The Texas Supreme Court heard oral arguments Tuesday in Powell v. City of Houston, a case concerning whether a locality has a right to dictate aesthetic changes made by an individual to their own property.
Kathleen Powell and Paul Luccia, Houston homeowners and the case petitioners, reside in the city’s Heights East Historic District — something they were retroactively added to after they had owned their homes and before the governing association was created.
The Office of the Attorney General, Texas Public Policy Foundation (TPPF), Institute for Justice (IJ), and Texas Freedom Caucus (TFC) each filed amicus briefs in support of the petitioners.
Various historical organizations, legal scholars, and a land development organization combined to submit two amicus filings in support of the city.

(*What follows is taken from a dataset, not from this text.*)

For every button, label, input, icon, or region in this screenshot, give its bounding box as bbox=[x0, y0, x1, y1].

Twenty-five years ago, the City of Houston passed a historic preservation law that has since been used to draw boundaries around 22 neighborhoods for designation as protected areas. Any neighborhood constructed before 1970 is eligible for the designation.
Intended to preserve historic aspects of the city’s landscapes and dwellings, this designation carries with it increased rules and regulations governing privately-owned property.
Thrice the city had attempted to enshrine zoning authority by referendum in the charter, and each time they were rebuked. A significant contributor to Houston’s tremendous growth in economy and population, the city’s lack of a strict zoning regimen sets it apart from housing-strapped cities like San Francisco and Austin.
But in 1995 the city council passed a historic preservation ordinance — in effect, a meager version of the same endeavor.
From that point forward, even slight aesthetic changes had to be approved by the city’s Houston Archaeological and Historical Commission.
According to the city’s brief, this quasi-zoning was affirmed by voters when the recission of its historic designation status was rejected by a wide margin.
City officials and preservation advocates say the practice has enabled the conservation of century-old homes and other structures that may otherwise have been bulldozed in favor of newer, more efficient dwellings.
At the center of this case lie two fundamental questions: 1) After voters’ rejections of the city’s attempts to establish zoning, is their historical preservation a de facto version of what voters repudiated? and 2) Does the city have the authority under the Texas Constitution through police powers to regulate an individual’s aesthetic changes to their own property?
The Texas Zoning Enabling Act allows municipalities to establish zoning if they chose to do so. Plaintiffs argue that the referendum failures were rejections of the practice.
The city, meanwhile, maintains that the aesthetic regulations in these select areas fall within the purview of its broad police powers.
One amicus curiae brief filed by the Texas House Freedom Caucus objects to this argument, stating, “[T]he existence of [the Texas Zoning Enabling Act shows] that the municipal power to regulate private property by zoning is not a general police power authorized under home rule, but one that should be taken in tandem with other relevant areas of Texas law.”
Additionally, the city contends that neither the rules governing what changes a homeowner can apply to their own property nor the city approval which must be obtained classifies as “zoning.”
Chance Weldon, lead attorney on the case with TPPF, told The Texan, “The right to own property in Texas means something. The right to use property as you see fit, provided you don’t harm your neighbors, is at the core of what it means to be Texan — and is a big reason why people from out of state are moving here so much.”
Weldon indicated that federal case law has been more deferential to governments on this question — “relegating private property rights to second-class rights,” as he put it — but emphasized that the Texas Constitution runs counter to that.
Specifically, he cited a Texas case, Spann v. City of Dallas, which ruled zoning outside of “nuisance” issues to be a violation of property rights — for example, a factory within a residential neighborhood.
The city, meanwhile, focuses on the U.S. Supreme Court decision Euclid v. Ambler which upheld a municipality’s use of zoning as a police power.
Thus exists a dynamic of conflicting federal and state case law.
In IJ’s brief, they contend that both the Texas Constitution’s “Takings Clause” and its “Due Course of Law” clause establish more stringent protections than does either the U.S. Constitution or federal case law.
“This case is about making sure that property rights in Texas don’t suffer the same fate [as in federal court]. We’re not asking the court to find new rights, we’re asking the court to prevent the erosion of private property rights that predate even the Republic of Texas,” Weldon concluded.
The City of Houston did not return a request for comment by the time of publishing.
A state appeals court sided with the city in 2019, but the decision was appealed by the plaintiffs to Texas’ highest court.
There’s no definitive timeline for a Supreme Court decision, so maybe consider holding off on that next coat of paint until the dust settles.